Is the U.S. economy too reliant on real estate?
By Neil Irwin
Washington Post
WASHINGTON — The U.S. economy is more dependent on housing than it has been in a half-century, as the sector fuels consumer spending and has accounted for nearly three-quarters of the nation's job growth in the past five years.
As a result, economists worry that the housing slowdown that began late last year could hurt the broader economy more than past real-estate downturns, although other parts of the economy appear to be accelerating.
What makes the real-estate boom of the past decade unusual is that its effects have reverberated far beyond closely related sectors such as construction, driving sales in places as varied as furniture stores and motorcycle showrooms.
"People know they can always refinance or flip their houses, so they are willing to spend more," said Matt Ross, sales manager at Coleman PowerSports in Falls Church, Va., who figures that at least 20 percent of his sales of motorcycles, motorboats and personal watercraft are to people who pay for their purchase using home equity.
By almost any measure, the U.S. economy is built on housing more than in the past. In 2005, investment in housing constituted a higher proportion of the goods and services the nation produced than it has since 1950, when the nation was experiencing a massive postwar housing boom. The proportion of jobs in real-estate-related fields is the highest it has been since at least 1970.

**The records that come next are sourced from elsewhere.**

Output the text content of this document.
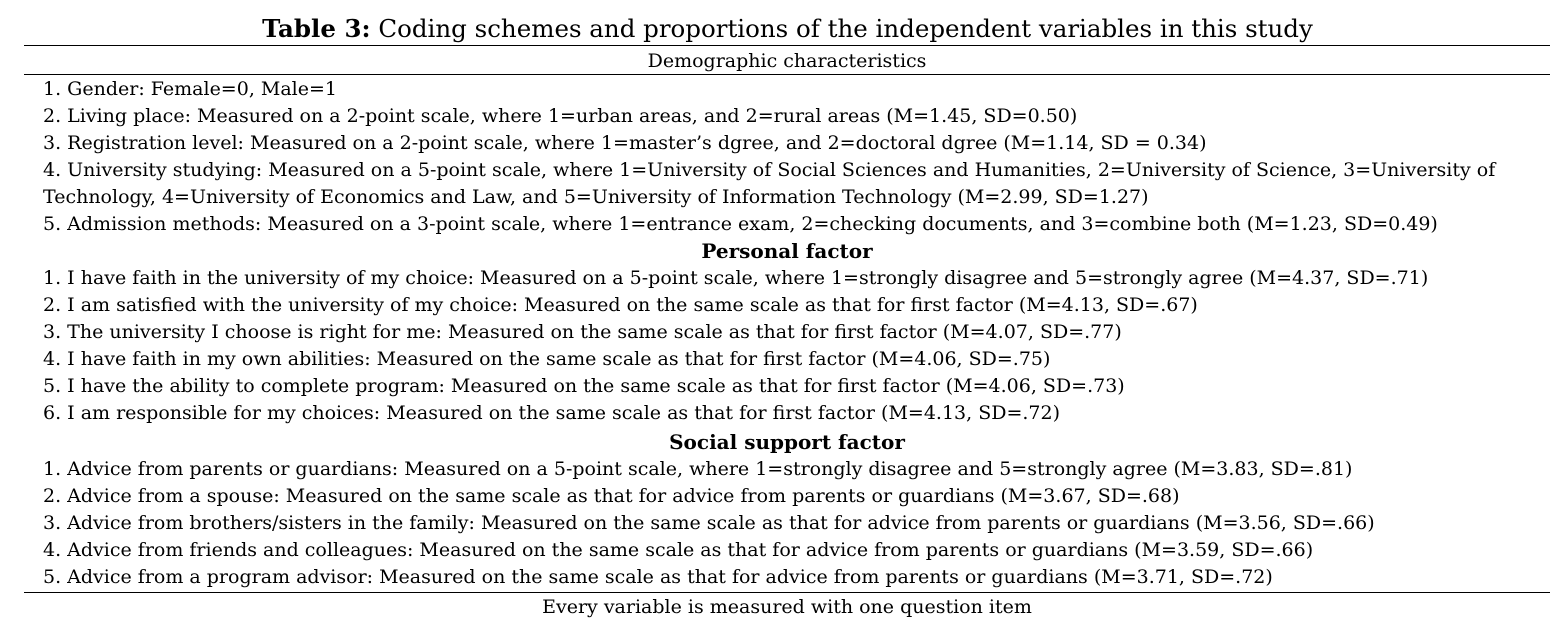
Table 3: Coding schemes and proportions of the independent variables in this study
Demographic characteristics
1. Gender: Female=0, Male=1
2. Living place: Measured on a 2-point scale, where 1=urban areas, and 2=rural areas (M=1.45, SD=0.50)
3. Registration level: Measured on a 2-point scale, where 1=master’s dgree, and 2=doctoral dgree (M=1.14, SD = 0.34)
4. University studying: Measured on a 5-point scale, where 1=University of Social Sciences and Humanities, 2=University of Science, 3=University of
Technology, 4=University of Economics and Law, and 5=University of Information Technology (M=2.99, SD=1.27)
5. Admission methods: Measured on a 3-point scale, where 1=entrance exam, 2=checking documents, and 3=combine both (M=1.23, SD=0.49)
Personal factor
1. I have faith in the university of my choice: Measured on a 5-point scale, where 1=strongly disagree and 5=strongly agree (M=4.37, SD=.71)
2. I am satisfied with the university of my choice: Measured on the same scale as that for first factor (M=4.13, SD=.67)
3. The university I choose is right for me: Measured on the same scale as that for first factor (M=4.07, SD=.77)
4. I have faith in my own abilities: Measured on the same scale as that for first factor (M=4.06, SD=.75)
5. I have the ability to complete program: Measured on the same scale as that for first factor (M=4.06, SD=.73)
6. I am responsible for my choices: Measured on the same scale as that for first factor (M=4.13, SD=.72)
Social support factor
1. Advice from parents or guardians: Measured on a 5-point scale, where 1=strongly disagree and 5=strongly agree (M=3.83, SD=.81)
2. Advice from a spouse: Measured on the same scale as that for advice from parents or guardians (M=3.67, SD=.68)
3. Advice from brothers/sisters in the family: Measured on the same scale as that for advice from parents or guardians (M=3.56, SD=.66)
4. Advice from friends and colleagues: Measured on the same scale as that for advice from parents or guardians (M=3.59, SD=.66)
5. Advice from a program advisor: Measured on the same scale as that for advice from parents or guardians (M=3.71, SD=.72)
Every variable is measured with one question item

Now the companies that have benefited from this expansion are bracing for the great unwinding. The nation appears to be entering a period in which the role of housing in the economy is returning to something more resembling its historical norms.
A small group of economists argue that housing prices in many parts of the nation have so outstripped those supported by economic fundamentals, such as income levels, that they are due for a painful and rapid correction that could cause a recession. But most mainstream economists believe that the unwinding of the housing market's outsize role in the economy will be gradual and come just as other industries take over as economic drivers.
Nationally, the number of homes sold declined every month from August to January, according to the National Association of Realtors. Builders started work on 4.8 percent fewer units of housing in February than a year earlier, following years of sharp increases in construction.
So far, the housing slump appears not to have caused much economic distress, but the consensus of Wall Street economists' predictions is that growth will slow in the second half of the year, in part due to the housing slowdown.
"Clearly, housing is going to be a drag on the economy; the question is how much does housing slow and how quickly," said Dean Baker, co-director of the Center for Economic and Policy Research and a certified housing bear who expects a housing slump that will lead to recession.
A more common view among economists is that a cooling in the housing market would be only a mild drain on the economy.
"There will be losses in housing-related sectors, but I think other sectors will take up the slack," said Eugenio J. Aleman, a senior economist with Wells Fargo & Co.